Before proceeding with this step, you'll need to build `lights/infinitesample.cpp` into a shared object called `infinitesample.dll`. You modify the project or Makefiles from assignment 3 to do this.

Render `killeroo_view1.pbrt` with `grace_latlong.exr` as the environment map texture using the following settings. This scene contains three killeroos, ranging in specularity from most specular at left to least specular at right. In front of the killeroos are a set of spheres also of varying specularity. Use a total of 16 lighting samples to compute direct the lighting estimate (note this may mean you specify a different number in your scene file when using MIS)

- BSDF only distribution
- Light only distribution (using infinitesample as the light)
- Using multiple importance sampling (with infinitesample as the light).

**Question 5**. Discuss parts of the image that look better when using BSDF sampling than when drawing samples from a pdf based on environment map luminance.

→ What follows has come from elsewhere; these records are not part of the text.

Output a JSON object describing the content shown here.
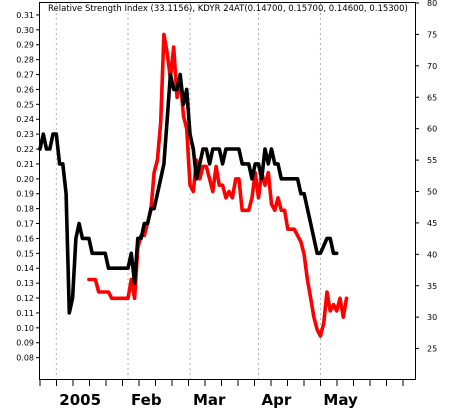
{
  "chart_data": {
    "type": "line",
    "legend_text": "Relative Strength Index (33.1156), KDYR 24AT(0.14700, 0.15700, 0.14600, 0.15300)",
    "legend_placement": "top",
    "grid": true,
    "left_axis": {
      "ticks": [
        "0.31",
        "0.30",
        "0.29",
        "0.28",
        "0.27",
        "0.26",
        "0.25",
        "0.24",
        "0.23",
        "0.22",
        "0.21",
        "0.20",
        "0.19",
        "0.18",
        "0.17",
        "0.16",
        "0.15",
        "0.14",
        "0.13",
        "0.12",
        "0.11",
        "0.10",
        "0.09",
        "0.08"
      ],
      "range": [
        0.065,
        0.318
      ]
    },
    "right_axis": {
      "ticks": [
        "80",
        "75",
        "70",
        "65",
        "60",
        "55",
        "50",
        "45",
        "40",
        "35",
        "30",
        "25"
      ],
      "range": [
        20,
        80
      ]
    },
    "x_range": [
      0,
      115
    ],
    "month_labels": [
      {
        "label": "2005",
        "x": 5
      },
      {
        "label": "Feb",
        "x": 27
      },
      {
        "label": "Mar",
        "x": 46
      },
      {
        "label": "Apr",
        "x": 67
      },
      {
        "label": "May",
        "x": 86
      }
    ],
    "gridlines_x": [
      5,
      27,
      46,
      67,
      86
    ],
    "series": [
      {
        "color": "#000000",
        "axis": "left",
        "points": [
          [
            0,
            0.22
          ],
          [
            1,
            0.23
          ],
          [
            2,
            0.22
          ],
          [
            3,
            0.22
          ],
          [
            4,
            0.23
          ],
          [
            5,
            0.23
          ],
          [
            6,
            0.21
          ],
          [
            7,
            0.21
          ],
          [
            8,
            0.19
          ],
          [
            9,
            0.11
          ],
          [
            10,
            0.12
          ],
          [
            11,
            0.16
          ],
          [
            12,
            0.17
          ],
          [
            13,
            0.16
          ],
          [
            14,
            0.16
          ],
          [
            15,
            0.16
          ],
          [
            16,
            0.15
          ],
          [
            17,
            0.15
          ],
          [
            18,
            0.15
          ],
          [
            19,
            0.15
          ],
          [
            20,
            0.15
          ],
          [
            21,
            0.14
          ],
          [
            22,
            0.14
          ],
          [
            23,
            0.14
          ],
          [
            24,
            0.14
          ],
          [
            25,
            0.14
          ],
          [
            26,
            0.14
          ],
          [
            27,
            0.14
          ],
          [
            28,
            0.15
          ],
          [
            29,
            0.13
          ],
          [
            30,
            0.16
          ],
          [
            31,
            0.16
          ],
          [
            32,
            0.17
          ],
          [
            33,
            0.17
          ],
          [
            34,
            0.18
          ],
          [
            35,
            0.18
          ],
          [
            36,
            0.19
          ],
          [
            37,
            0.2
          ],
          [
            38,
            0.21
          ],
          [
            39,
            0.24
          ],
          [
            40,
            0.27
          ],
          [
            41,
            0.26
          ],
          [
            42,
            0.26
          ],
          [
            43,
            0.27
          ],
          [
            44,
            0.25
          ],
          [
            45,
            0.26
          ],
          [
            46,
            0.23
          ],
          [
            47,
            0.22
          ],
          [
            48,
            0.2
          ],
          [
            49,
            0.21
          ],
          [
            50,
            0.22
          ],
          [
            51,
            0.22
          ],
          [
            52,
            0.21
          ],
          [
            53,
            0.22
          ],
          [
            54,
            0.22
          ],
          [
            55,
            0.22
          ],
          [
            56,
            0.21
          ],
          [
            57,
            0.22
          ],
          [
            58,
            0.22
          ],
          [
            59,
            0.22
          ],
          [
            60,
            0.22
          ],
          [
            61,
            0.22
          ],
          [
            62,
            0.21
          ],
          [
            63,
            0.21
          ],
          [
            64,
            0.21
          ],
          [
            65,
            0.2
          ],
          [
            66,
            0.21
          ],
          [
            67,
            0.21
          ],
          [
            68,
            0.2
          ],
          [
            69,
            0.22
          ],
          [
            70,
            0.21
          ],
          [
            71,
            0.22
          ],
          [
            72,
            0.21
          ],
          [
            73,
            0.21
          ],
          [
            74,
            0.2
          ],
          [
            75,
            0.2
          ],
          [
            76,
            0.2
          ],
          [
            77,
            0.2
          ],
          [
            78,
            0.2
          ],
          [
            79,
            0.2
          ],
          [
            80,
            0.19
          ],
          [
            81,
            0.19
          ],
          [
            82,
            0.18
          ],
          [
            83,
            0.17
          ],
          [
            84,
            0.16
          ],
          [
            85,
            0.15
          ],
          [
            86,
            0.15
          ],
          [
            87,
            0.155
          ],
          [
            88,
            0.16
          ],
          [
            89,
            0.16
          ],
          [
            90,
            0.15
          ],
          [
            91,
            0.15
          ]
        ]
      },
      {
        "color": "#ff0000",
        "axis": "right",
        "points": [
          [
            15,
            36
          ],
          [
            16,
            36
          ],
          [
            17,
            36
          ],
          [
            18,
            34
          ],
          [
            19,
            34
          ],
          [
            20,
            34
          ],
          [
            21,
            34
          ],
          [
            22,
            33
          ],
          [
            23,
            33
          ],
          [
            24,
            33
          ],
          [
            25,
            33
          ],
          [
            26,
            33
          ],
          [
            27,
            33
          ],
          [
            28,
            36
          ],
          [
            29,
            33
          ],
          [
            30,
            41
          ],
          [
            31,
            43
          ],
          [
            32,
            43
          ],
          [
            33,
            45
          ],
          [
            34,
            47
          ],
          [
            35,
            53
          ],
          [
            36,
            55
          ],
          [
            37,
            61
          ],
          [
            38,
            75
          ],
          [
            39,
            72
          ],
          [
            40,
            68
          ],
          [
            41,
            73
          ],
          [
            42,
            65
          ],
          [
            43,
            68
          ],
          [
            44,
            62
          ],
          [
            45,
            60
          ],
          [
            46,
            51
          ],
          [
            47,
            50
          ],
          [
            48,
            55
          ],
          [
            49,
            52
          ],
          [
            50,
            54
          ],
          [
            51,
            54
          ],
          [
            52,
            52
          ],
          [
            53,
            50
          ],
          [
            54,
            54
          ],
          [
            55,
            51
          ],
          [
            56,
            51
          ],
          [
            57,
            49
          ],
          [
            58,
            50
          ],
          [
            59,
            49
          ],
          [
            60,
            52
          ],
          [
            61,
            52
          ],
          [
            62,
            47
          ],
          [
            63,
            47
          ],
          [
            64,
            47
          ],
          [
            65,
            49
          ],
          [
            66,
            53
          ],
          [
            67,
            49
          ],
          [
            68,
            53
          ],
          [
            69,
            51
          ],
          [
            70,
            53
          ],
          [
            71,
            48
          ],
          [
            72,
            47
          ],
          [
            73,
            49
          ],
          [
            74,
            47
          ],
          [
            75,
            47
          ],
          [
            76,
            44
          ],
          [
            77,
            44
          ],
          [
            78,
            44
          ],
          [
            79,
            43
          ],
          [
            80,
            42
          ],
          [
            81,
            40
          ],
          [
            82,
            36
          ],
          [
            83,
            33
          ],
          [
            84,
            30
          ],
          [
            85,
            28
          ],
          [
            86,
            27
          ],
          [
            87,
            29
          ],
          [
            88,
            34
          ],
          [
            89,
            31
          ],
          [
            90,
            32
          ],
          [
            91,
            31
          ],
          [
            92,
            33
          ],
          [
            93,
            30
          ],
          [
            94,
            33
          ]
        ]
      }
    ]
  }
}
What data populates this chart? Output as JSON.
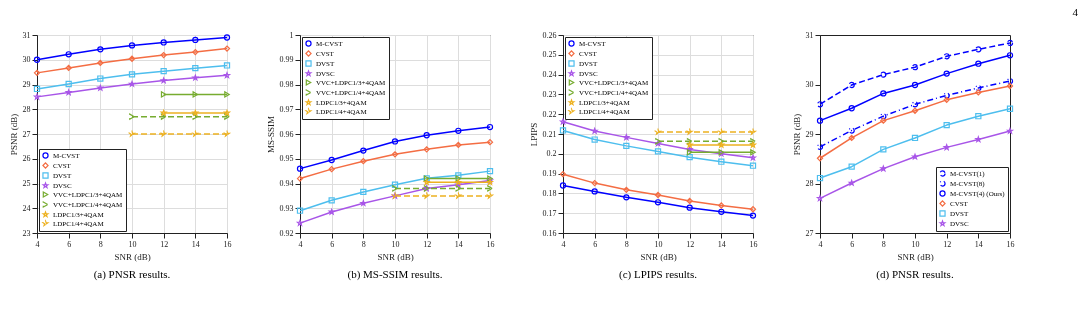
{
  "chart_data": [
    {
      "type": "line",
      "title": "(a) PNSR results.",
      "xlabel": "SNR (dB)",
      "ylabel": "PSNR (dB)",
      "x": [
        4,
        6,
        8,
        10,
        12,
        14,
        16
      ],
      "xlim": [
        4,
        16
      ],
      "xticks": [
        4,
        6,
        8,
        10,
        12,
        14,
        16
      ],
      "ylim": [
        23,
        31
      ],
      "yticks": [
        23,
        24,
        25,
        26,
        27,
        28,
        29,
        30,
        31
      ],
      "grid": true,
      "legend": "bottom left",
      "series": [
        {
          "name": "M-CVST",
          "color": "#0000ff",
          "marker": "circle",
          "line_style": "solid",
          "values": [
            30.0,
            30.22,
            30.42,
            30.58,
            30.7,
            30.8,
            30.9
          ]
        },
        {
          "name": "CVST",
          "color": "#f46d43",
          "marker": "diamond",
          "line_style": "solid",
          "values": [
            29.47,
            29.67,
            29.87,
            30.04,
            30.19,
            30.31,
            30.45
          ]
        },
        {
          "name": "DVST",
          "color": "#4dbeee",
          "marker": "square",
          "line_style": "solid",
          "values": [
            28.82,
            29.02,
            29.24,
            29.41,
            29.54,
            29.66,
            29.77
          ]
        },
        {
          "name": "DVSC",
          "color": "#a855e8",
          "marker": "star",
          "line_style": "solid",
          "values": [
            28.5,
            28.68,
            28.86,
            29.02,
            29.16,
            29.27,
            29.37
          ]
        },
        {
          "name": "VVC+LDPC1/3+4QAM",
          "color": "#77ac30",
          "marker": "triangle",
          "line_style": "solid",
          "values": [
            null,
            null,
            null,
            null,
            28.6,
            28.6,
            28.6
          ]
        },
        {
          "name": "VVC+LDPC1/4+4QAM",
          "color": "#77ac30",
          "marker": "triangle",
          "line_style": "dashed",
          "values": [
            null,
            null,
            null,
            27.7,
            27.7,
            27.7,
            27.7
          ]
        },
        {
          "name": "LDPC1/3+4QAM",
          "color": "#edb120",
          "marker": "star",
          "line_style": "solid",
          "values": [
            null,
            null,
            null,
            null,
            27.85,
            27.85,
            27.85
          ]
        },
        {
          "name": "LDPC1/4+4QAM",
          "color": "#edb120",
          "marker": "star",
          "line_style": "dashed",
          "values": [
            null,
            null,
            null,
            27.0,
            27.0,
            27.0,
            27.0
          ]
        }
      ]
    },
    {
      "type": "line",
      "title": "(b) MS-SSIM results.",
      "xlabel": "SNR (dB)",
      "ylabel": "MS-SSIM",
      "x": [
        4,
        6,
        8,
        10,
        12,
        14,
        16
      ],
      "xlim": [
        4,
        16
      ],
      "xticks": [
        4,
        6,
        8,
        10,
        12,
        14,
        16
      ],
      "ylim": [
        0.92,
        1
      ],
      "yticks": [
        0.92,
        0.93,
        0.94,
        0.95,
        0.96,
        0.97,
        0.98,
        0.99,
        1
      ],
      "grid": true,
      "legend": "top left",
      "series": [
        {
          "name": "M-CVST",
          "color": "#0000ff",
          "marker": "circle",
          "line_style": "solid",
          "values": [
            0.946,
            0.9495,
            0.9533,
            0.957,
            0.9595,
            0.9613,
            0.9628
          ]
        },
        {
          "name": "CVST",
          "color": "#f46d43",
          "marker": "diamond",
          "line_style": "solid",
          "values": [
            0.942,
            0.9458,
            0.949,
            0.9518,
            0.9538,
            0.9556,
            0.9567
          ]
        },
        {
          "name": "DVST",
          "color": "#4dbeee",
          "marker": "square",
          "line_style": "solid",
          "values": [
            0.929,
            0.9332,
            0.9366,
            0.9395,
            0.9421,
            0.9433,
            0.945
          ]
        },
        {
          "name": "DVSC",
          "color": "#a855e8",
          "marker": "star",
          "line_style": "solid",
          "values": [
            0.924,
            0.9285,
            0.932,
            0.935,
            0.938,
            0.9395,
            0.9412
          ]
        },
        {
          "name": "VVC+LDPC1/3+4QAM",
          "color": "#77ac30",
          "marker": "triangle",
          "line_style": "solid",
          "values": [
            null,
            null,
            null,
            null,
            0.942,
            0.942,
            0.942
          ]
        },
        {
          "name": "VVC+LDPC1/4+4QAM",
          "color": "#77ac30",
          "marker": "triangle",
          "line_style": "dashed",
          "values": [
            null,
            null,
            null,
            0.938,
            0.938,
            0.938,
            0.938
          ]
        },
        {
          "name": "LDPC1/3+4QAM",
          "color": "#edb120",
          "marker": "star",
          "line_style": "solid",
          "values": [
            null,
            null,
            null,
            null,
            0.9405,
            0.9405,
            0.9405
          ]
        },
        {
          "name": "LDPC1/4+4QAM",
          "color": "#edb120",
          "marker": "star",
          "line_style": "dashed",
          "values": [
            null,
            null,
            null,
            0.935,
            0.935,
            0.935,
            0.935
          ]
        }
      ]
    },
    {
      "type": "line",
      "title": "(c) LPIPS results.",
      "xlabel": "SNR (dB)",
      "ylabel": "LPIPS",
      "x": [
        4,
        6,
        8,
        10,
        12,
        14,
        16
      ],
      "xlim": [
        4,
        16
      ],
      "xticks": [
        4,
        6,
        8,
        10,
        12,
        14,
        16
      ],
      "ylim": [
        0.16,
        0.26
      ],
      "yticks": [
        0.16,
        0.17,
        0.18,
        0.19,
        0.2,
        0.21,
        0.22,
        0.23,
        0.24,
        0.25,
        0.26
      ],
      "grid": true,
      "legend": "top left",
      "series": [
        {
          "name": "M-CVST",
          "color": "#0000ff",
          "marker": "circle",
          "line_style": "solid",
          "values": [
            0.184,
            0.181,
            0.178,
            0.1755,
            0.1728,
            0.1707,
            0.1688
          ]
        },
        {
          "name": "CVST",
          "color": "#f46d43",
          "marker": "diamond",
          "line_style": "solid",
          "values": [
            0.1897,
            0.1852,
            0.1818,
            0.1792,
            0.1762,
            0.1739,
            0.172
          ]
        },
        {
          "name": "DVST",
          "color": "#4dbeee",
          "marker": "square",
          "line_style": "solid",
          "values": [
            0.2118,
            0.2072,
            0.204,
            0.2012,
            0.1983,
            0.196,
            0.194
          ]
        },
        {
          "name": "DVSC",
          "color": "#a855e8",
          "marker": "star",
          "line_style": "solid",
          "values": [
            0.2162,
            0.2115,
            0.2083,
            0.2052,
            0.2022,
            0.2,
            0.198
          ]
        },
        {
          "name": "VVC+LDPC1/3+4QAM",
          "color": "#77ac30",
          "marker": "triangle",
          "line_style": "solid",
          "values": [
            null,
            null,
            null,
            null,
            0.2008,
            0.2008,
            0.2008
          ]
        },
        {
          "name": "VVC+LDPC1/4+4QAM",
          "color": "#77ac30",
          "marker": "triangle",
          "line_style": "dashed",
          "values": [
            null,
            null,
            null,
            0.2063,
            0.2063,
            0.2063,
            0.2063
          ]
        },
        {
          "name": "LDPC1/3+4QAM",
          "color": "#edb120",
          "marker": "star",
          "line_style": "solid",
          "values": [
            null,
            null,
            null,
            null,
            0.2045,
            0.2045,
            0.2045
          ]
        },
        {
          "name": "LDPC1/4+4QAM",
          "color": "#edb120",
          "marker": "star",
          "line_style": "dashed",
          "values": [
            null,
            null,
            null,
            0.211,
            0.211,
            0.211,
            0.211
          ]
        }
      ]
    },
    {
      "type": "line",
      "title": "(d) PNSR results.",
      "xlabel": "SNR (dB)",
      "ylabel": "PSNR (dB)",
      "x": [
        4,
        6,
        8,
        10,
        12,
        14,
        16
      ],
      "xlim": [
        4,
        16
      ],
      "xticks": [
        4,
        6,
        8,
        10,
        12,
        14,
        16
      ],
      "ylim": [
        27,
        31
      ],
      "yticks": [
        27,
        28,
        29,
        30,
        31
      ],
      "grid": false,
      "legend": "bottom right",
      "annotations": [
        "4"
      ],
      "series": [
        {
          "name": "M-CVST(1)",
          "color": "#0000ff",
          "marker": "circle",
          "line_style": "dashed",
          "values": [
            29.6,
            29.99,
            30.2,
            30.35,
            30.57,
            30.71,
            30.84
          ]
        },
        {
          "name": "M-CVST(8)",
          "color": "#0000ff",
          "marker": "circle",
          "line_style": "dashdot",
          "values": [
            28.74,
            29.07,
            29.36,
            29.6,
            29.78,
            29.93,
            30.07
          ]
        },
        {
          "name": "M-CVST(4) (Ours)",
          "color": "#0000ff",
          "marker": "circle",
          "line_style": "solid",
          "values": [
            29.27,
            29.52,
            29.82,
            29.99,
            30.22,
            30.42,
            30.59
          ]
        },
        {
          "name": "CVST",
          "color": "#f46d43",
          "marker": "diamond",
          "line_style": "solid",
          "values": [
            28.51,
            28.92,
            29.27,
            29.47,
            29.69,
            29.84,
            29.97
          ]
        },
        {
          "name": "DVST",
          "color": "#4dbeee",
          "marker": "square",
          "line_style": "solid",
          "values": [
            28.11,
            28.34,
            28.69,
            28.92,
            29.18,
            29.36,
            29.51
          ]
        },
        {
          "name": "DVSC",
          "color": "#a855e8",
          "marker": "star",
          "line_style": "solid",
          "values": [
            27.7,
            28.01,
            28.3,
            28.54,
            28.73,
            28.89,
            29.06
          ]
        }
      ]
    }
  ]
}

**Question 6**. Notice that overall, the image is less noisy when sampling using only the luminace pdf than when using multiple importance sampling. Is this also the case when rendering using the `skylight-sunset.exr` environment map? Explain what is going on here based on your understanding of how samples in `lights/infinitesample.cpp` are generated, and the content of the scene and the environment maps.

**Question 7**. We have seen that using environment map luminance as a pdf for importance sampling can significantly reduce the variance in rendered images. Is this always true? Describe a situation that this sampling strategy may not be as effective as the cosine-weighted sampling implemented in `lights/infinite.cpp`. Try and construct a scene that demonstrates this (only draw sampled using the light's pdf in this experiment, do not use MIS).

**Question 8**. `killeroo-view2.pbrt` places the camera on the other side of the killeroos. From this angle, variance in the part of the images containing the body of the killeroos is similar using all three sampling schemes. Why does this new choice of view result in the killeroos looking more similar?

## Handin Instructions

Please submit your answers to the questions in this assignment as well as your modifications to pbrt source files in a single zip file named `FirstnameLastname_assigment4.zip` via email to cs348b-spr0506-staff@lists.stanford.edu with the subject line "CS348B Assignment4". Your handin can be in pdf, plain text, or MS word format. Please do not post your answers on the wiki. However, feel free to make a wiki page displaying any additional images you create and a discussion of what you learned.

## Grading

This assignment is graded on a 4 point scale. Thoughtful (but brief) and correct answers to all questions on this assignment will receive 3 points, which is considered to be full credit. Two points or lower will be awarded for incorrect or imprecise answers. 4 points will be awarded for exceptionally clear answers or other interesting findings with the assignment.